Mayor London Breed proposed the shelter to house up to 200 people, saying it is part of her plan to build 1,000 new shelter beds by 2020. The announcement came as a surprise to many residents who have packed hearings to protest, saying the location that is popular with residents and tourists is inappropriate for such a shelter.
Resident Janet Lawson, who is opposed to the shelter, said that the music festival Woodstock was better organized than the shelter layout. And she criticized Breed for thinking about the next election instead of engaging with concerned residents.
"By no means does anyone believe this is the only spot for this place," Lawson said.
Neighbor Wallace Lee threatened legal action if the port approved the deal.
"We all know the mayor is desperate to get this shelter built in five months ... to fulfill a campaign promise," he said.

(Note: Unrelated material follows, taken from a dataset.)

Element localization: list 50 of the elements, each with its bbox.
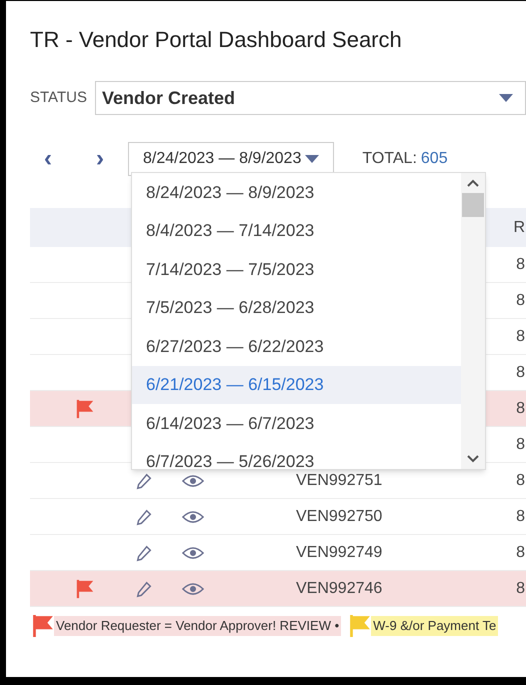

But Jennifer Friedenbach of the San Francisco Coalition on Homelessness said that signs in the room rejecting the shelter are symbolic of "unbridled entitlement."
"Commissioners, I know this is uncomfortable for you, but stand up to the hate," she said. "Class bias has turned into class hate."
Staff are recommending commissioners approve an initial two-year lease with the city's homelessness department, with a possible option for another two-year extension. The Port of San Francisco owns the land for the proposed shelter site.
There are at least 1,000 people on a waiting list for shelter beds, said Jeff Kositsky, director of the city's Department of Homelessness & Supportive Housing. He said the department has received hundreds of phone calls and emails on the subject.
"This is a crisis of epic proportion, it's a humanitarian crisis,'' he said, adding that "one night sleeping off of the streets instead of on the streets is a success."
More than 4,000 people sleep unsheltered each night in a city of about 885,000.
San Francisco struggles with income and housing inequity, with homes among the most expensive in the country.
San Francisco companies Pinterest and Lyft recently went public, and Uber and Slack are coming soon, driving fears that newly minted millionaires will snap up the few family homes left for under $2 million.